An investment advisor is required by law to act as a fiduciary for a client. But don’t tell that to the brokerage industry. As the law stands, brokers are only required to follow a less stringent suitability rule. There’s a battle going on in Washington to require stock brokers to act as fiduciary’s only for retirement accounts. The lobbyists for brokers are having a fit because they don’t want to follow the tougher fiduciary rules. It’s not difficult to see who’s paying who as Jason Zweig of The Wall Street Journal reports here:
“The DOL is clearly moving forward on a track that’s inconsistent with where the policy should end up,” Judd Gregg, the former Republican U.S. Senator from New Hampshire who serves as chief executive of the Securities Industry and Financial Markets Association, Wall Street’s main trade group, told me. “It’s a dangerously large expansion that will chill all kinds of activity.”

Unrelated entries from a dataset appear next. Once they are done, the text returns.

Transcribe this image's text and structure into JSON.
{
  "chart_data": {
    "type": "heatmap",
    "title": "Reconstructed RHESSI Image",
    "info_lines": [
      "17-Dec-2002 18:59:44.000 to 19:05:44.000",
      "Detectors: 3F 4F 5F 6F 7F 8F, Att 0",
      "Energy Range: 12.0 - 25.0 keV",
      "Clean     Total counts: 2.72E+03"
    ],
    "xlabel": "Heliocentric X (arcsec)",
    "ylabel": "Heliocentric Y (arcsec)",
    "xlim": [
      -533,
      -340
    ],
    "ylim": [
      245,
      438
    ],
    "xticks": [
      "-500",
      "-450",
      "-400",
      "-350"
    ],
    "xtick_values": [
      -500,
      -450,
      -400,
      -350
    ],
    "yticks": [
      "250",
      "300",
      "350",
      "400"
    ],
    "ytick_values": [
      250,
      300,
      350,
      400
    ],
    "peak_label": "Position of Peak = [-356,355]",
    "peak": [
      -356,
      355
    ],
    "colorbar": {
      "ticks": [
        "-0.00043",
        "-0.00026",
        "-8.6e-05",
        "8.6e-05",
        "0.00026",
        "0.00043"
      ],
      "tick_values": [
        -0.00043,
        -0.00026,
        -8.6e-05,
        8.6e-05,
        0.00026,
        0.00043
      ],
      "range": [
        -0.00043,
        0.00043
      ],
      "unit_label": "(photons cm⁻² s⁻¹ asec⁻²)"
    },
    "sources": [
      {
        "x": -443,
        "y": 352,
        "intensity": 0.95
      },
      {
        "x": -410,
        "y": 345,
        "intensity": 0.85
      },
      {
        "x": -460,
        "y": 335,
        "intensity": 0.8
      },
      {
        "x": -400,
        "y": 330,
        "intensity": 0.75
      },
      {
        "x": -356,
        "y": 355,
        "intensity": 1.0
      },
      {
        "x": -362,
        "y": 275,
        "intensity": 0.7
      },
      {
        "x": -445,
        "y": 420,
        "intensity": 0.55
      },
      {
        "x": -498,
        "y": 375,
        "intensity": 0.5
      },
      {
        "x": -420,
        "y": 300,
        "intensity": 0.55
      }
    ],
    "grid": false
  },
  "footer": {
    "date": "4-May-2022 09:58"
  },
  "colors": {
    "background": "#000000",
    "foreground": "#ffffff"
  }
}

Mr. Gregg says it “would be a disaster, a nightmare,” if the DOL sets a separate fiduciary standard for IRAs.
“We don’t think the DOL is moving forward in a way that’s going to be constructive at all; it’s going to be destructive,” adds Mr. Gregg. “The folks with small accounts are going to lose the ability to get advice, and their costs will go up.”

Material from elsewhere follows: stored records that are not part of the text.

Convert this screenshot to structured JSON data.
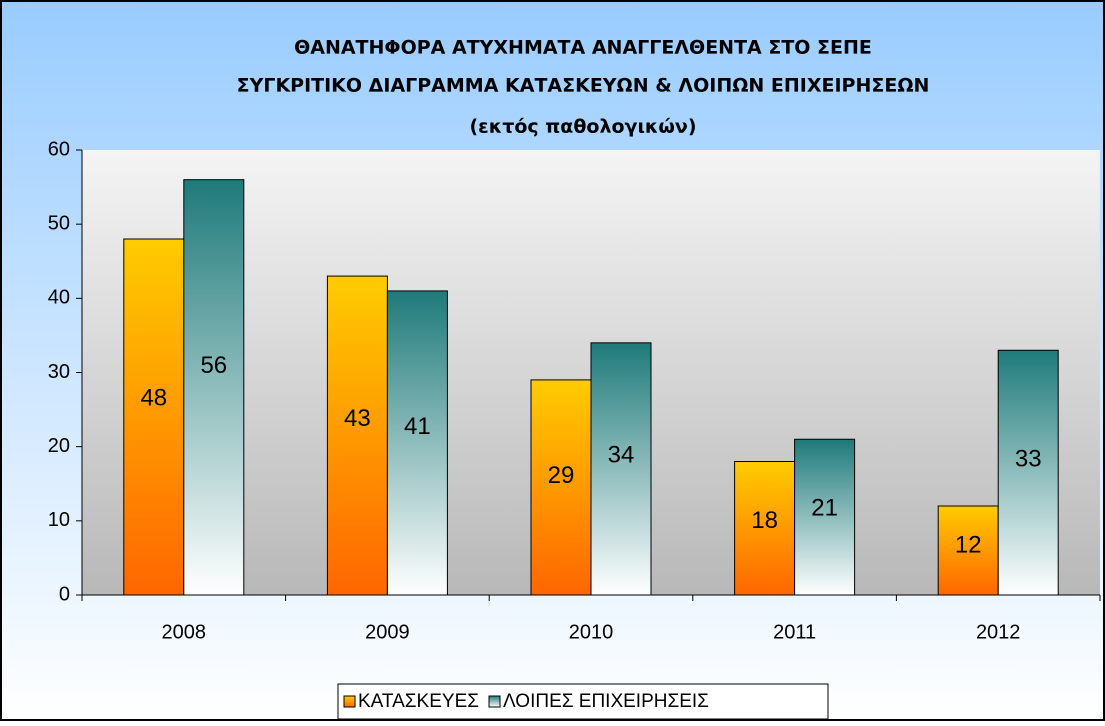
{
  "chart_data": {
    "type": "bar",
    "title": [
      "ΘΑΝΑΤΗΦΟΡΑ ΑΤΥΧΗΜΑΤΑ ΑΝΑΓΓΕΛΘΕΝΤΑ ΣΤΟ ΣΕΠΕ",
      "ΣΥΓΚΡΙΤΙΚΟ ΔΙΑΓΡΑΜΜΑ ΚΑΤΑΣΚΕΥΩΝ & ΛΟΙΠΩΝ ΕΠΙΧΕΙΡΗΣΕΩΝ",
      "(εκτός παθολογικών)"
    ],
    "categories": [
      "2008",
      "2009",
      "2010",
      "2011",
      "2012"
    ],
    "series": [
      {
        "name": "ΚΑΤΑΣΚΕΥΕΣ",
        "color": [
          "#ffcc00",
          "#ff6600"
        ],
        "values": [
          48,
          43,
          29,
          18,
          12
        ]
      },
      {
        "name": "ΛΟΙΠΕΣ ΕΠΙΧΕΙΡΗΣΕΙΣ",
        "color": [
          "#1f7a7a",
          "#ffffff"
        ],
        "values": [
          56,
          41,
          34,
          21,
          33
        ]
      }
    ],
    "ylim": [
      0,
      60
    ],
    "yticks": [
      0,
      10,
      20,
      30,
      40,
      50,
      60
    ],
    "legend": "bottom"
  }
}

The heart of the matter: Fiduciaries should avoid conflicts, but brokers are generally required only to disclose them.
“Having a completely conflict-free relationship doesn’t work in practice” across most of the brokerage industry, says John Taft, head of RBC Wealth Management in the U.S., which manages $250 billion.
For example, when your broker’s firm underwrites an initial public offering of stock, he and the firm earn far more by selling some of those shares to you than selling you something else. When your broker buys you a bond out of his firm’s inventory of your broker’s firm, rather than on the open market, the firm also tends to make more money.

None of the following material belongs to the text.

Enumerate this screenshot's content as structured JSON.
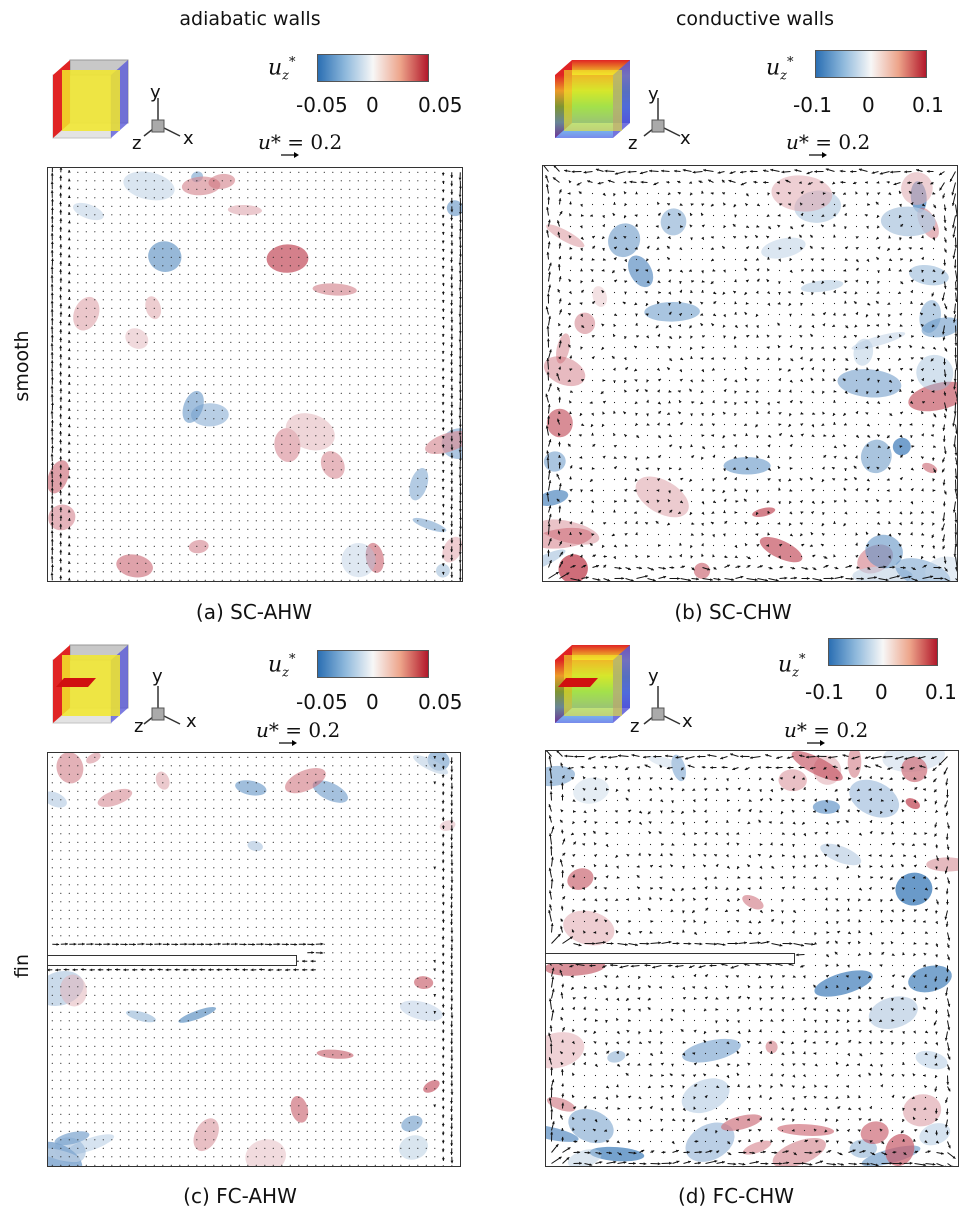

Industry groups have argued that if brokers can’t have any conflicts, like earning higher fees on some investments than on others, then they no longer will be able to afford handling small accounts.
“The [brokerage] industry is saying, in effect, ‘If you don’t allow us to continue to give conflicted advice, we won’t be able to give any,’” Assistant Secretary of Labor Phyllis Borzi, who oversees retirement benefits, told me.